There are systemic reasons behind these trade-offs, one of which appears related to the traditional silo-ing of chemicals and waste policy. Recyclers are typically not required to know what chemicals are in the waste they process, for example.
Another issue is the ongoing presence of legacy products, manufactured decades ago prior to the introduction of safeguards against using many materials now known to be hazardous.

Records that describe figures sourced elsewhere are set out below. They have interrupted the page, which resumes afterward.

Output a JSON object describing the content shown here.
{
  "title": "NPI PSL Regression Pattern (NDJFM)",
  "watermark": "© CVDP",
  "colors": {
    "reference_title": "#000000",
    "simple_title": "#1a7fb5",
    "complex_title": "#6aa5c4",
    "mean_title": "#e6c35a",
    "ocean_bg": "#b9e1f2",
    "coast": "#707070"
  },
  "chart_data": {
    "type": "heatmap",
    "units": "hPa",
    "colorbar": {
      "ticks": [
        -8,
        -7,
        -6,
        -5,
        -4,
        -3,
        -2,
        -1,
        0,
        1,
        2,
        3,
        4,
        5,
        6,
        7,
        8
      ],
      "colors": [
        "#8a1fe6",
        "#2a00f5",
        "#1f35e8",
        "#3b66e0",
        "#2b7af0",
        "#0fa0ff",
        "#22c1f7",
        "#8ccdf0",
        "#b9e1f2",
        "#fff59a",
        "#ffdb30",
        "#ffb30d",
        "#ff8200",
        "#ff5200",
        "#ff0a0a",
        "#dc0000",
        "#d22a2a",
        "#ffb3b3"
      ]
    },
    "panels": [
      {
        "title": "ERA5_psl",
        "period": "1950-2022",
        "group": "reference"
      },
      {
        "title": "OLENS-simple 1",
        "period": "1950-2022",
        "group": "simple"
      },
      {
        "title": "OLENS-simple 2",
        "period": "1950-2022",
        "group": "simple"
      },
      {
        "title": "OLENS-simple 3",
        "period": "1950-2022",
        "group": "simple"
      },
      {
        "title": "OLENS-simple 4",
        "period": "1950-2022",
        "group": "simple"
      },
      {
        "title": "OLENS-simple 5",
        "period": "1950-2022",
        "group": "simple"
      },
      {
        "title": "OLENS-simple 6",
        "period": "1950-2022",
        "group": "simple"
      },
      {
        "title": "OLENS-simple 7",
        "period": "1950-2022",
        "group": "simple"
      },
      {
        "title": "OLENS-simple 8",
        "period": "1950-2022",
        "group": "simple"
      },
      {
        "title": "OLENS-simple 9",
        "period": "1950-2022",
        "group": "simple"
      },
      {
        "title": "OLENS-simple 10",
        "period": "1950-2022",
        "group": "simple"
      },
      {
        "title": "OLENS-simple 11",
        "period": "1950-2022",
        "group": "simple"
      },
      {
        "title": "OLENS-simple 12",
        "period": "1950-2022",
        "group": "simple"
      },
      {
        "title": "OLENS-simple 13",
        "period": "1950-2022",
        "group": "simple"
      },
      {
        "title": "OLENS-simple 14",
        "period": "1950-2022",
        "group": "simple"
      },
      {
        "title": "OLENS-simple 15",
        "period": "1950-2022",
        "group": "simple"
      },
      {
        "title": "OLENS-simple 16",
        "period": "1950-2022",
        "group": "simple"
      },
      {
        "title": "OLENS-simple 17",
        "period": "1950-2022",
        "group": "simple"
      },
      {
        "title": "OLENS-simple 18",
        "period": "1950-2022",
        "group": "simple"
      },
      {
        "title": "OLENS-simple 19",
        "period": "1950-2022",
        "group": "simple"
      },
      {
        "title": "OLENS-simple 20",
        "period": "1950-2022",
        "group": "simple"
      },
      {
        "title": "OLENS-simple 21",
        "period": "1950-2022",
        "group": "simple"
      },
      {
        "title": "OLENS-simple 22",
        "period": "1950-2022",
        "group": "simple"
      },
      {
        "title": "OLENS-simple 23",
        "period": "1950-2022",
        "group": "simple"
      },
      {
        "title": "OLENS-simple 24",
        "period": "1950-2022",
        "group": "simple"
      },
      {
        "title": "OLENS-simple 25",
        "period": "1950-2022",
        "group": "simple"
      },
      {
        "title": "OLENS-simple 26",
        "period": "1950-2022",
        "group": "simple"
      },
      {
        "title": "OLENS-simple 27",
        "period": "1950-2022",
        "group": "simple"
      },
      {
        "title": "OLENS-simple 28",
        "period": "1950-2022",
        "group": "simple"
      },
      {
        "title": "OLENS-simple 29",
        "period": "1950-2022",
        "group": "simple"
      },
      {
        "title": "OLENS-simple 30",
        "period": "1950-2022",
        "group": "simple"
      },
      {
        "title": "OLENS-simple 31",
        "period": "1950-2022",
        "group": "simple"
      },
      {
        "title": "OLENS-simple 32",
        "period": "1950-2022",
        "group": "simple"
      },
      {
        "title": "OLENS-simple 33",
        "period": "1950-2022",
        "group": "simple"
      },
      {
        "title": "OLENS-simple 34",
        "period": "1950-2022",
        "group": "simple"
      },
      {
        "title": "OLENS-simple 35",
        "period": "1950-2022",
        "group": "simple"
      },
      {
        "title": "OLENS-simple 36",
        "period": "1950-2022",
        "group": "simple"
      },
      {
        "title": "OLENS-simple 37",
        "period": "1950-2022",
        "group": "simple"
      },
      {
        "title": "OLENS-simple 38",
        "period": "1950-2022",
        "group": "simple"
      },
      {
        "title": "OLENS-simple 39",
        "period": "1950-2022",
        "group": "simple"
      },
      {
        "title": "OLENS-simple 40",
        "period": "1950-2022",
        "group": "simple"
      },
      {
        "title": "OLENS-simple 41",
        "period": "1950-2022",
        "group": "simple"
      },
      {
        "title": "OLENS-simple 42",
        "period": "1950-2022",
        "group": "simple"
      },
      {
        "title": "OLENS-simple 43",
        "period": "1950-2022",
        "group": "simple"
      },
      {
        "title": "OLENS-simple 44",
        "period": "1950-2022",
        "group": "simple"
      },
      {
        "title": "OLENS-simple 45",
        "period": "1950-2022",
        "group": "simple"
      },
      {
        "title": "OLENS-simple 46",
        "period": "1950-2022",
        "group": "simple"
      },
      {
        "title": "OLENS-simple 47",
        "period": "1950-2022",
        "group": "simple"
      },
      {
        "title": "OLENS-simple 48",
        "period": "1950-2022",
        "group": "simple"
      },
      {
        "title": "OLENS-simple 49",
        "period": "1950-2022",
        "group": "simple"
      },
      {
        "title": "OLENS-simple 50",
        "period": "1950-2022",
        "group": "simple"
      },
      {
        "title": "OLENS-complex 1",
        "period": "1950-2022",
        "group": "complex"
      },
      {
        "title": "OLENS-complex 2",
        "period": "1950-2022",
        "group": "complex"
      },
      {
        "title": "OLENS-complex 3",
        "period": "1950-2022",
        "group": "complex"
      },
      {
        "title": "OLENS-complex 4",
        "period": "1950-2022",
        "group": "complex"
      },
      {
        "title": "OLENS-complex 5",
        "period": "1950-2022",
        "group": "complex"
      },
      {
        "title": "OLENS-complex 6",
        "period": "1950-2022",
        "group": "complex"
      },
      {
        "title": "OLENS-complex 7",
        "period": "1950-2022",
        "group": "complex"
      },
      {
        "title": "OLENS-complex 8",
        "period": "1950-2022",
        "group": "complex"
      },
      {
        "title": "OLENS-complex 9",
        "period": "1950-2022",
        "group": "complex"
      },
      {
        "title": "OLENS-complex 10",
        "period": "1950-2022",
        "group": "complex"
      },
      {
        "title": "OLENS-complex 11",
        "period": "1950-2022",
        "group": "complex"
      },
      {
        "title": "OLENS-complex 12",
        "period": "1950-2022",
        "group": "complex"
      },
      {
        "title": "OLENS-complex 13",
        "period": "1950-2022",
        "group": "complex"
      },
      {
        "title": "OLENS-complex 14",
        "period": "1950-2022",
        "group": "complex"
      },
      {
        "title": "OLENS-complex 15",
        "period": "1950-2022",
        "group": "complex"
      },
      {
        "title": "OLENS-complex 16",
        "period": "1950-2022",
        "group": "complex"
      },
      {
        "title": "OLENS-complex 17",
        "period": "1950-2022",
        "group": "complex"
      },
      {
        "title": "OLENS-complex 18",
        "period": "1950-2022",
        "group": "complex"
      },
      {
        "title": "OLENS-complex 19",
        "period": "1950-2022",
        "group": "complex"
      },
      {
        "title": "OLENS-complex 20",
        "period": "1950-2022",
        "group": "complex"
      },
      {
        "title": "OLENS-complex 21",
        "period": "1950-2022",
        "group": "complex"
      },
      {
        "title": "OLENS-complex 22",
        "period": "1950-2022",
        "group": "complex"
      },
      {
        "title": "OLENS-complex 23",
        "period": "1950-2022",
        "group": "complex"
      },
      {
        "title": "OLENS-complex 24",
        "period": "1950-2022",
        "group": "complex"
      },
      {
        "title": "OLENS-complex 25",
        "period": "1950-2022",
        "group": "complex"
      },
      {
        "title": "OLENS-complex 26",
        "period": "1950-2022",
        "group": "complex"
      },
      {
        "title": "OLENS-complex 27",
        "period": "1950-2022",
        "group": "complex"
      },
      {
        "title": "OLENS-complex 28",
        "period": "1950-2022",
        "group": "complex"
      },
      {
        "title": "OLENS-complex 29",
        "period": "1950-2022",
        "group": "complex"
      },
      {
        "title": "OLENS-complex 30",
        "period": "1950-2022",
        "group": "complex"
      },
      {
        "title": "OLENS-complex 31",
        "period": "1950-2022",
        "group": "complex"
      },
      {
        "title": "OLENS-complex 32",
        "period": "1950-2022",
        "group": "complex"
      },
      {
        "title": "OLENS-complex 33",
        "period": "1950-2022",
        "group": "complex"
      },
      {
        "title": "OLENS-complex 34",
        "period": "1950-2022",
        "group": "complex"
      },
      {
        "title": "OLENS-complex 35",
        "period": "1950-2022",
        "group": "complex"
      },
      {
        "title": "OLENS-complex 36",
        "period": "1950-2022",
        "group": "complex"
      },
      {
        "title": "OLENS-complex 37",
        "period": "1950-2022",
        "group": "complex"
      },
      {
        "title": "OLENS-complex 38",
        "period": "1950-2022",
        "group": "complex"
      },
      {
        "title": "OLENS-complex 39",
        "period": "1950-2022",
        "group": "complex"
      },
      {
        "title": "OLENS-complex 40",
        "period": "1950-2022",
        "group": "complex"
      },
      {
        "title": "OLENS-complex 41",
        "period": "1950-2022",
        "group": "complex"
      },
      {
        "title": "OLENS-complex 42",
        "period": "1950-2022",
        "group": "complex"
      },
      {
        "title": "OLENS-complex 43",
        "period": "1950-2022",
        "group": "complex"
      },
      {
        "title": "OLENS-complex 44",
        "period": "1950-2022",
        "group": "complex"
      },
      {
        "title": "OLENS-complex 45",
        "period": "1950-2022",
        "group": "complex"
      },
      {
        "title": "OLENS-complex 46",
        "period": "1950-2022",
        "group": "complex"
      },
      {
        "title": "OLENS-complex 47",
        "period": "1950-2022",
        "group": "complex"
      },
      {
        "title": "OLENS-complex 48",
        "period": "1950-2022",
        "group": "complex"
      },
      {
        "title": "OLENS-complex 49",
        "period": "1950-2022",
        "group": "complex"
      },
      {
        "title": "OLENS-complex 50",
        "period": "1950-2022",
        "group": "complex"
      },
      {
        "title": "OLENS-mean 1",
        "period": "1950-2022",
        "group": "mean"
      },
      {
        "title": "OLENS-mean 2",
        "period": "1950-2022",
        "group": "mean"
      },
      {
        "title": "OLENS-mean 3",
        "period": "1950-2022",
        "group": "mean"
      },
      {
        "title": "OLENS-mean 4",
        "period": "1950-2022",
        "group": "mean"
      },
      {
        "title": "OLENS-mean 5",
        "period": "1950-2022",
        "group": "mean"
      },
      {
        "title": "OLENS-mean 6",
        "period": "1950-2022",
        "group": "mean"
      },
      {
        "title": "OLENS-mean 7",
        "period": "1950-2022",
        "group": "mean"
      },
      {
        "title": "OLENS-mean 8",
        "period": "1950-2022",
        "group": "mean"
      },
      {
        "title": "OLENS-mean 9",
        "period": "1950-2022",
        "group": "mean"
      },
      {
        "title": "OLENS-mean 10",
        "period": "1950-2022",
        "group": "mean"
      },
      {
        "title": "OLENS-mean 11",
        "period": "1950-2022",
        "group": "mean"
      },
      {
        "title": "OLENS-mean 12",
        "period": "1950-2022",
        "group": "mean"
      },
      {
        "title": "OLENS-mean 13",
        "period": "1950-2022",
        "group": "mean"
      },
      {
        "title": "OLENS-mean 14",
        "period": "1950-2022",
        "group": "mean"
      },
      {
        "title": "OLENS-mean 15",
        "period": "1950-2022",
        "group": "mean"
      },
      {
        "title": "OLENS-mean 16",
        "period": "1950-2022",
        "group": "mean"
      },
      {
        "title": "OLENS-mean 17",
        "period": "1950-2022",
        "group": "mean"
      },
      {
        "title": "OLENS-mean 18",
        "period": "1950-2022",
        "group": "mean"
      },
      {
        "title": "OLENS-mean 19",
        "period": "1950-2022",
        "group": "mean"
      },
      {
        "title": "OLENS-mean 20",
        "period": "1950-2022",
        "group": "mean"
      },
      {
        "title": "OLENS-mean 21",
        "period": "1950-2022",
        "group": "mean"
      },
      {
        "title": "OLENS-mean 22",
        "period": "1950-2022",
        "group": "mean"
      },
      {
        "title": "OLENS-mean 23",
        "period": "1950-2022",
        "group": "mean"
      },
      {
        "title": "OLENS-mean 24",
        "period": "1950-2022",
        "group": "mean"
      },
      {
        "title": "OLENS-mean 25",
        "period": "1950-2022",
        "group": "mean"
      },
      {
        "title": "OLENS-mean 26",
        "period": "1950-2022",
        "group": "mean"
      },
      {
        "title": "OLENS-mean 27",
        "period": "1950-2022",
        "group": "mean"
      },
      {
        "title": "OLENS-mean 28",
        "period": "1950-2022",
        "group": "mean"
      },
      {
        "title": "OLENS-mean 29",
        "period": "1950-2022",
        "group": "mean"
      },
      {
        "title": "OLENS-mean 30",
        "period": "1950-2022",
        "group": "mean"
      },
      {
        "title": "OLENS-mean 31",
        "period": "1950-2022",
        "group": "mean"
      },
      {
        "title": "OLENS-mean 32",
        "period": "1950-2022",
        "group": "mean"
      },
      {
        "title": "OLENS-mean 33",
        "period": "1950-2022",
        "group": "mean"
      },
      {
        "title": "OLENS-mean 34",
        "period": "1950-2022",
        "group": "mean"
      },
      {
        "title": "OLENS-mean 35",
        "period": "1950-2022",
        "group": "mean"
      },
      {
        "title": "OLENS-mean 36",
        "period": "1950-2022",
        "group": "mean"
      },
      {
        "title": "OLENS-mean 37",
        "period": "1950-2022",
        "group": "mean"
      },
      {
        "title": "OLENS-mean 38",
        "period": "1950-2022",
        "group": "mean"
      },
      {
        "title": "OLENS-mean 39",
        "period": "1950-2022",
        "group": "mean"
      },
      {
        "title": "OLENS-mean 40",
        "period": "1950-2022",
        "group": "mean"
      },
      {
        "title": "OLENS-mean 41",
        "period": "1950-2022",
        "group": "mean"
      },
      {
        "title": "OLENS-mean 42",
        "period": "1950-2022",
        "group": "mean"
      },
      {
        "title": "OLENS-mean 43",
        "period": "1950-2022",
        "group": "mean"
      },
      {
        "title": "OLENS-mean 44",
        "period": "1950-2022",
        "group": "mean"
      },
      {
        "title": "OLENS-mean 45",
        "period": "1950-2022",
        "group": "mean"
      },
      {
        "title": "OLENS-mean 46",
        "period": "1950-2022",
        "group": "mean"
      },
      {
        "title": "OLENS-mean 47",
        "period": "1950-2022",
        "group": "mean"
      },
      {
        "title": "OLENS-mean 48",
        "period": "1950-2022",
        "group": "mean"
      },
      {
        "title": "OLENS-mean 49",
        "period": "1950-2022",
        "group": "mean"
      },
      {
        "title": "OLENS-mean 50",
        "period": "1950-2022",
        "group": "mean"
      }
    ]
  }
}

Co-author Lauriane Veillard, Chemical Recycling and Plastic-to-Fuels Policy Officer at ZWE, said:
“Despite the headlines, the transition towards a circular economy cannot solely rely on recycling. The entire system needs to change in order to stop producing products that contain dangerous chemicals, and to start systematically tracing existing chemicals in the value chain. We cannot request recyclers to address all the problems related to a material without even knowing what chemicals it contains.”
With the CEA due for adoption in 2026, ZWE urges the European Commission to harness circularity and competitiveness to develop a healthy, safe and non-toxic circular economy that will truly benefit the public’s health and economic wellbeing.